文・絵:ふしはらのじこ 出版:福音館書店
群れに生まれた、双子のゴリラ。
ケンカしながらも、育っていきました。
そんなある日、群れからはぐれてしまいます・・・。
あらすじ
アフリカの大きな森の奥に、ゴリラたちが住んでいました。
ゴリラは一頭のお父さんと、何頭かのお母さん、子どもたちで大きな家族を作り暮らしています。
お父さんはいつもみんなを見守っています。
ある朝、双子の赤ちゃんが生まれました。
名前はマパとパサ。
二匹はいつも一緒。
段々と大きくなっていきました。
でも、二匹は体の大きなお父さんが怖くて近づけません。
他の子どもたちはお父さんと遊んでいるのですが・・・。
ある日のこと、マパはキイチゴを見つけました。
パサに見つからないようにしていたのですが、見つかって取られてしまいます。
逃げるパサを追いかけるうち、二匹は群れからはぐれてしまいました。
目の前には見たことのない森が広がっています。
お母さんを呼んでみましたが返事はありません。
マパとパサのことを、見たことのない動物たちが見ています。
辺りはだんだん暗くなっていきました。
このままでは危険です。
二匹はお母さんがしていたことを思いだし、木の上に寝床を作り始めました。
なんとか寝床を作り、入り込むと、森に夜がやってきました。
月が隠れると、辺りは真っ暗。
すぐ近くで、聞いたことのない声、嗅いだことのない臭いがします。
二匹は抱き合いながら、眠れない夜を過ごしました。
やっと夜が明け、朝がやってきました。
二匹はお母さんを探しに出発します。
無事に群れに戻ることが出来るのでしょうか。
『ふたごのゴリラ』の素敵なところ
- リアルに描かれたゴリラたち
- 恐ろしいジャングルの夜
- いざという時頼りになるのは・・・
この絵本でなによりも目を引くのは、とてもリアルに描かれたゴリラたちでしょう。
その動き、表情、毛並み・・・。
どれをとっても、まるで本物のようです。
ゴリラたちの暮らしぶりも、とてもリアルに描かれていて、アフリカのゴリラたちの暮らしぶりや生態を知ることが出来ます。

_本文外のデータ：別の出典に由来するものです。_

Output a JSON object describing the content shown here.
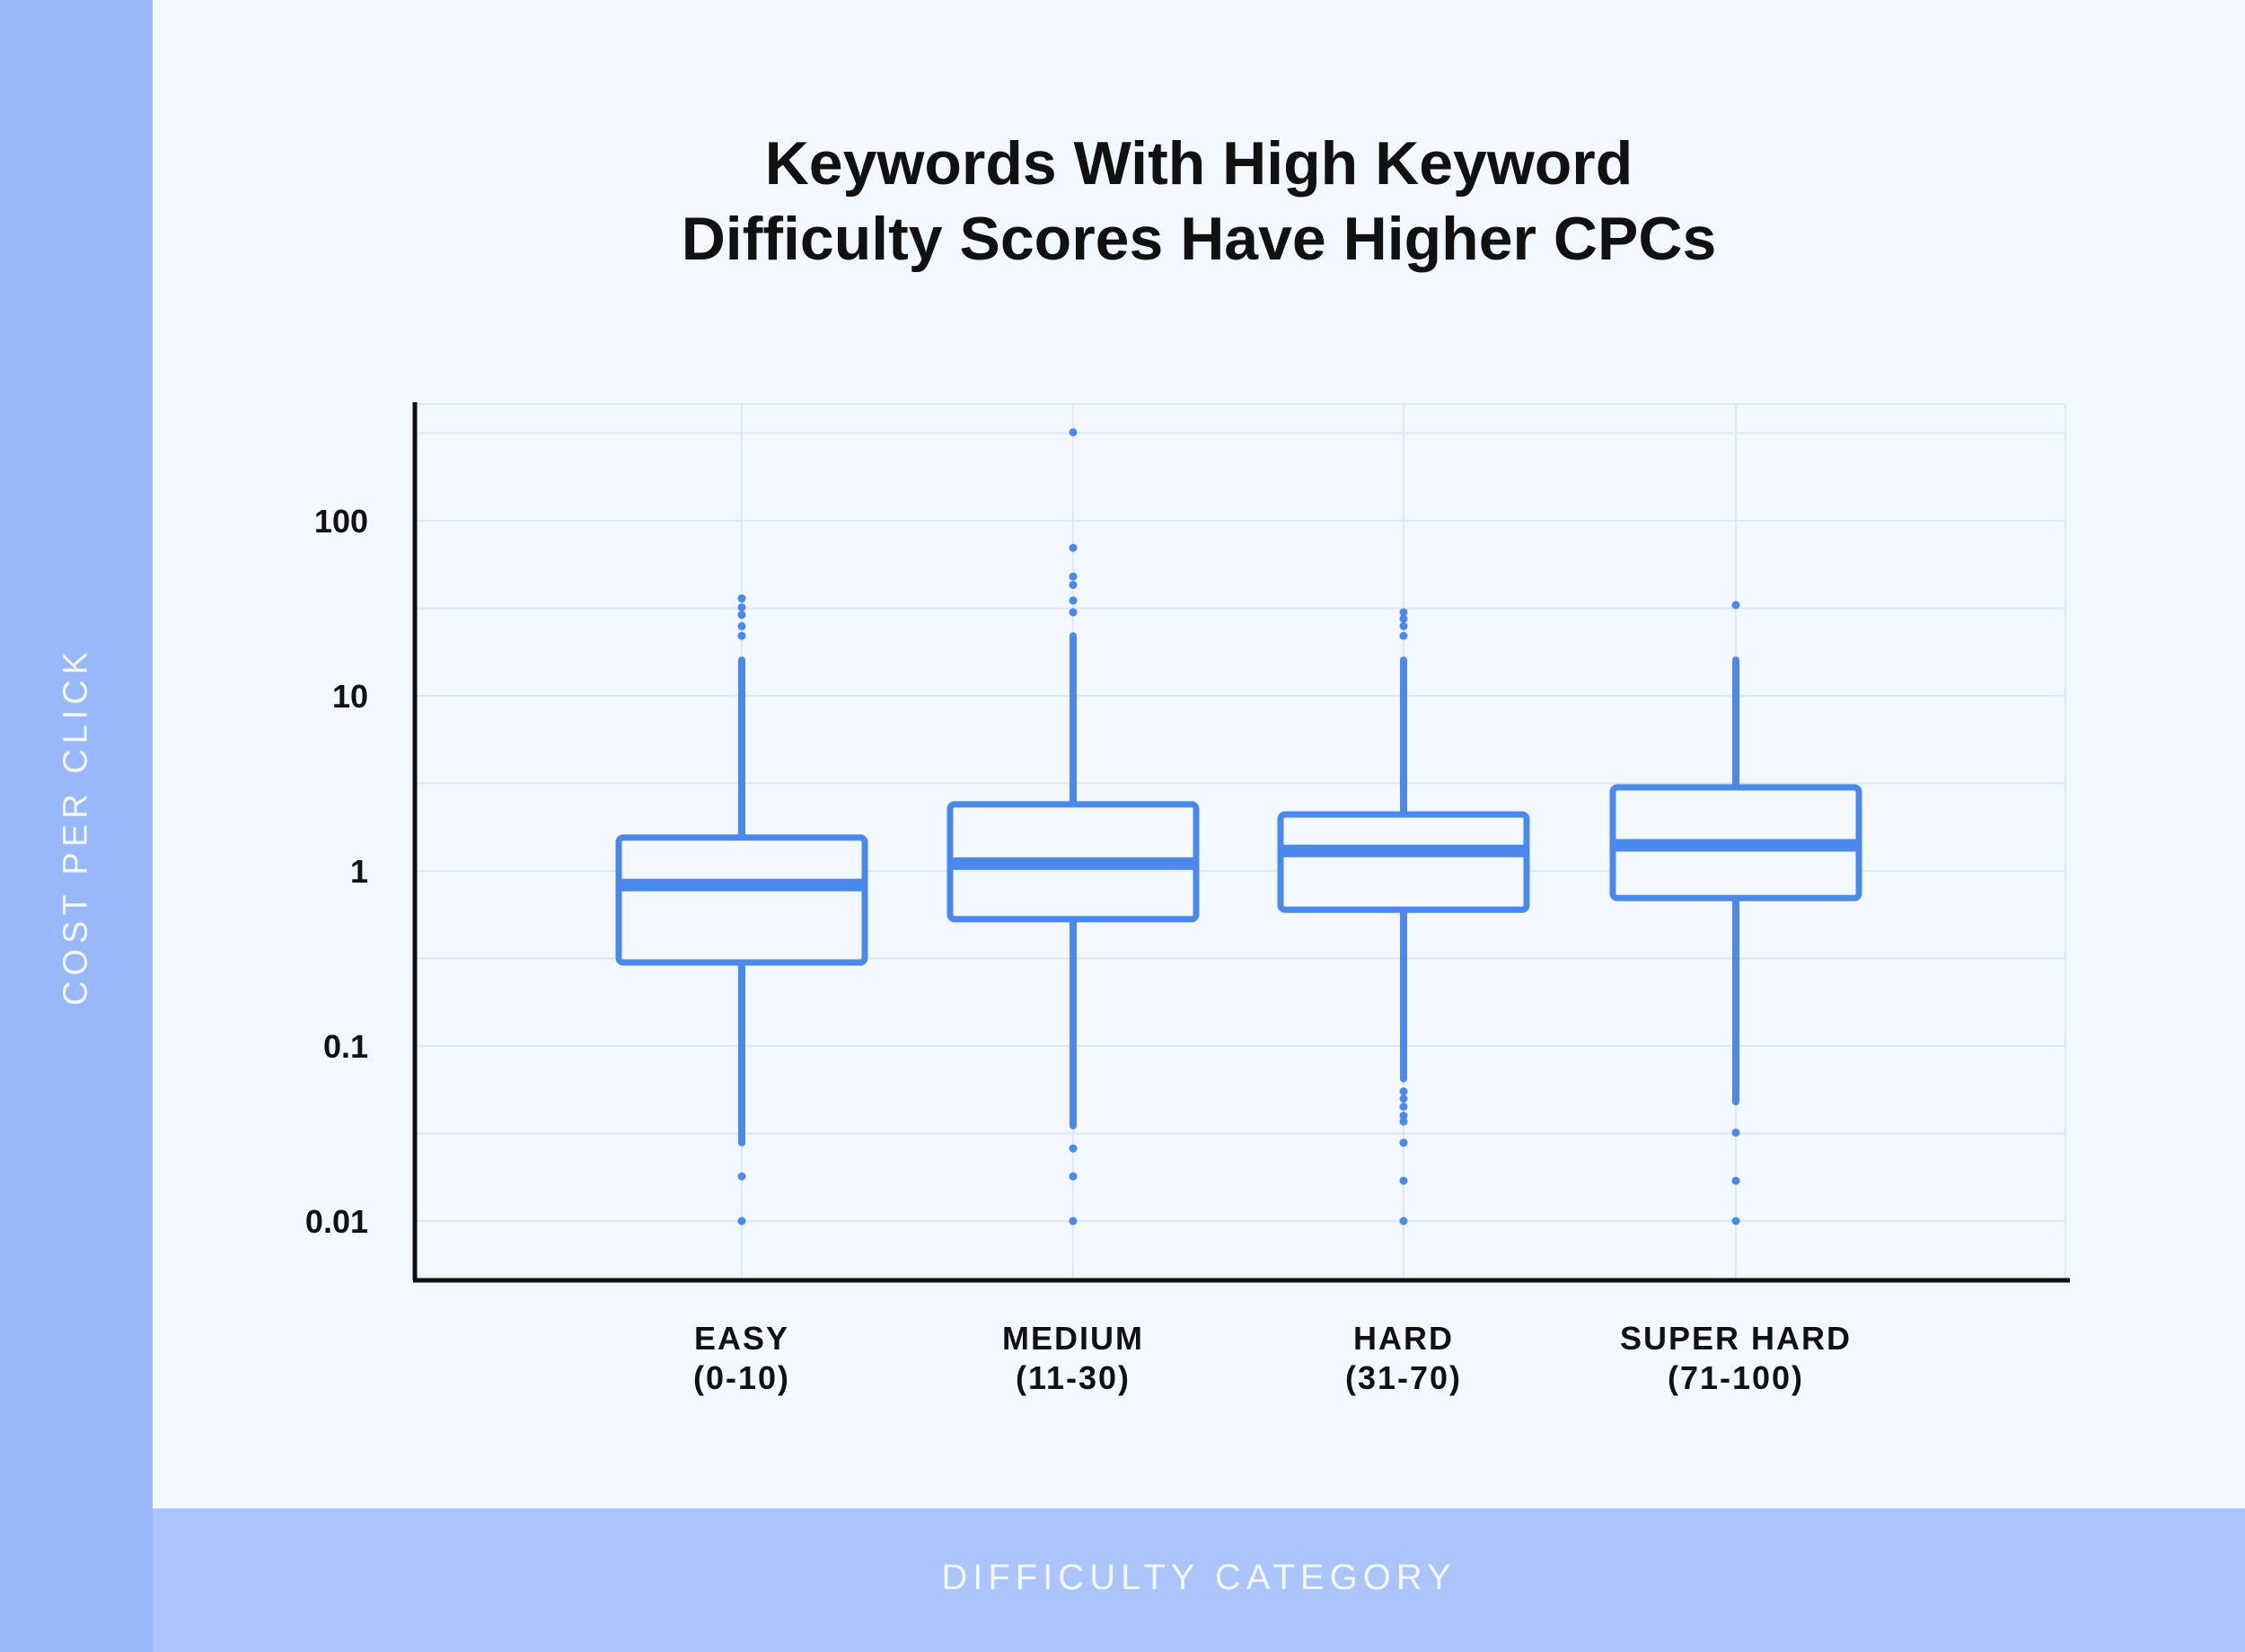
{
  "chart_data": {
    "type": "boxplot",
    "title": [
      "Keywords With High Keyword",
      "Difficulty Scores Have Higher CPCs"
    ],
    "xlabel": "DIFFICULTY CATEGORY",
    "ylabel": "COST PER CLICK",
    "yscale": "log",
    "ylim": [
      0.005,
      500
    ],
    "yticks": [
      {
        "value": 100,
        "label": "100"
      },
      {
        "value": 10,
        "label": "10"
      },
      {
        "value": 1,
        "label": "1"
      },
      {
        "value": 0.1,
        "label": "0.1"
      },
      {
        "value": 0.01,
        "label": "0.01"
      }
    ],
    "grid": true,
    "color": "#4a88ec",
    "categories": [
      {
        "label": [
          "EASY",
          "(0-10)"
        ],
        "q1": 0.3,
        "median": 0.83,
        "q3": 1.55,
        "whisker_low": 0.028,
        "whisker_high": 16,
        "outliers": [
          0.018,
          0.01,
          22,
          25,
          29,
          32,
          36
        ]
      },
      {
        "label": [
          "MEDIUM",
          "(11-30)"
        ],
        "q1": 0.53,
        "median": 1.1,
        "q3": 2.4,
        "whisker_low": 0.035,
        "whisker_high": 22,
        "outliers": [
          0.026,
          0.018,
          0.01,
          30,
          35,
          43,
          48,
          70,
          320
        ]
      },
      {
        "label": [
          "HARD",
          "(31-70)"
        ],
        "q1": 0.6,
        "median": 1.3,
        "q3": 2.1,
        "whisker_low": 0.065,
        "whisker_high": 16,
        "outliers": [
          0.055,
          0.05,
          0.045,
          0.04,
          0.037,
          0.028,
          0.017,
          0.01,
          22,
          25,
          27.5,
          30
        ]
      },
      {
        "label": [
          "SUPER HARD",
          "(71-100)"
        ],
        "q1": 0.7,
        "median": 1.4,
        "q3": 3.0,
        "whisker_low": 0.048,
        "whisker_high": 16,
        "outliers": [
          0.032,
          0.017,
          0.01,
          33
        ]
      }
    ]
  }
}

そんなリアル志向で描かれているからこそ、マパとパサの冒険にも臨場感が生まれます。
厳しい自然界で、子どもが群れから離れることの意味を感じさせられるのです。
その中でも、特に怖いのが夜の森。
見知らぬ場所、知らない鳴き声、知らない臭い、そこかしこからする物音・・・。
さらには段々と暗くなっていく空。
不安そうなマパとパサの姿に、子どもたちも共鳴します。
一緒に不安や怖さを感じているようです。
寝床が出来ても安心できません。
真っ暗になった森の様子は、驚くほど恐ろしく、正体不明の気配の怖さが見事に描き出されています。
マパとパサと一緒に、子どもたちも抱き合っているようでした。
なんとか支え合い、朝を迎えた二匹。
でも、まだ安心は出来ません。
群れに戻らないといけないのですから。
そんな時に出会ったのが・・・。
やはり、いざという時には助けに来てくれる、頼りになる存在なのです。
子どもたちも、その姿を見た瞬間に安心し、胸をなでおろしていました。
やはり、その力強さはなによりも心強いのでしょう。
ゴリラたちやジャングルが、とてもリアルだからこそ臨場感がある。
大自然の厳しさ、恐ろしさ、そして、家族の心強さを感じる絵本です。